Henri Matisses Überlegungen zur Farbe „kürzlich im Laufe von Gesprächen“ festgehalten und 1945 publiziert durch Gaston Diehl*: „… was bei der Farbe am meisten zählt, das sind die Beziehungen. Dank dieser Beziehungen, und nur dank ihnen, kann ein Bild intensiv farbig sein, ohne dass es nötig wäre, wirklich Farbe aufzutragen. … Eine Lawine von Farben wirkt kraftlos. Die Farbe gewinnt ihre volle Ausdruckskraft erst dann, wenn sie organisiert ist, …“
Und Otto Modersohn äußerte sich ganz ähnlich zur Qualität von Farbigkeit: Die Kraft liege nicht in der Buntheit. Farbe allein mache „verschwommen, verblasen, unklar.“ Und genau das ist die Wirkung der staccatoartig gesetzten Hausfarben im Burano von heute. Nicht mehr das Haus, schon gar nicht das Ensemble sind wichtig, sondern einzig die subjektiv entschiedenen, isolierten, häufig laut schreienden Farben. Diese ziehen die ganze Aufmerksamkeit auf sich, lassen kaum anderes zur Geltung kommen und verstellen so den Blick auf das Ganze wie auf die Details, verhindern die Schönheit des Einfachen wahrnehmen zu können, aus dem Burano im Grunde besteht.

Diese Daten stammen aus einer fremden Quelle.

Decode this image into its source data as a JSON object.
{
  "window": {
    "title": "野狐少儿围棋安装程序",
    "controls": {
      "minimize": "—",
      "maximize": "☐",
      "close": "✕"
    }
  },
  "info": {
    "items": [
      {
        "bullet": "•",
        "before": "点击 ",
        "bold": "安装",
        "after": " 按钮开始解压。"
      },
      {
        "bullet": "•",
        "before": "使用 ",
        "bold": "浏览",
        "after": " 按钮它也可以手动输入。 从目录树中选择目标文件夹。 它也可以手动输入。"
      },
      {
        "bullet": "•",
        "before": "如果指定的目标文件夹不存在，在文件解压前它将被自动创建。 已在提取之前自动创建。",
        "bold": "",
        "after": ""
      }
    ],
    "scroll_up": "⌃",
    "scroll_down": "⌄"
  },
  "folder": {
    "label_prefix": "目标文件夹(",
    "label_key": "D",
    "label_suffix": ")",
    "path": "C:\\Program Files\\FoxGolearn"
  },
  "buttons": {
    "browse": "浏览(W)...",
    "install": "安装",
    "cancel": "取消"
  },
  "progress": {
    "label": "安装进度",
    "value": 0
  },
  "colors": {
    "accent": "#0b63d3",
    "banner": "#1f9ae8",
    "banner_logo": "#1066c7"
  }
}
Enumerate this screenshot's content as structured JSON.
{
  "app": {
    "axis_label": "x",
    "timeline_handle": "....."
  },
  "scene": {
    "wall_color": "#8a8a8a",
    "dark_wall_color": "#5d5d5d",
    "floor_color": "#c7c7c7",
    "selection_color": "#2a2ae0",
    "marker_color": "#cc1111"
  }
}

Technologisch falsch und ästhetisch unbefriedigend sind glänzende Beschichtungen auf körnigen Oberflächen, durch die die Erscheinung des rauhen, matten Materials gravierend verfälscht wird.

Auch fremd in einer alten, gewachsenen Stadt: Fensterläden, die wie industriell gefertigte, hochglanzpolierte Kunststoffelemente erscheinen.
Die „neuen“ Farben sind mit ihrer Intensität und Reinheit unangemessen und fremd zu den nicht perfekten Oberflächen der Putze sowie der Hölzer von Türen und Fensterläden, zu den nicht präzise geformten Ziegeln, den unregelmäßig angelegten grauen Bodenplatten und den nur zweckdienlich installierten Kabeln und Rohren an den Fassaden.
Zu alledem altern die „neuen“ Farben nicht so wie die Häuser altern in einem langsam fortschreitenden Prozess, sondern gehen zu schnell kaputt , weil sie nicht geeignet sind, auf dem häufig feuchten Mauerwerk angewendet zu werden und sie zudem mit ihrer begrenzten Lichtbeständigkeit frühzeitig ausbleichen und unansehnlich werden.

Überaltert

Erneuert, in einem guten Sinn

Klassische Farbigkeit

„Heutige“ Farbigkeit, nicht ungut

Die Ecke der Via Baldassare Galuppi zur Piazza hin, 2013, noch immer in „klassicher“ Farbigkeit

Noch einmal die Ecke mit einer Häuserzeile der Platzbebauung gegenüber der Kapelle der Heiligen Barbara in „klassischer“ Farbigkeit mit überwiegend roten Erdfarben (gemaltes Bild wohl um 1940, fotografiert in ein Schaufenster hinein)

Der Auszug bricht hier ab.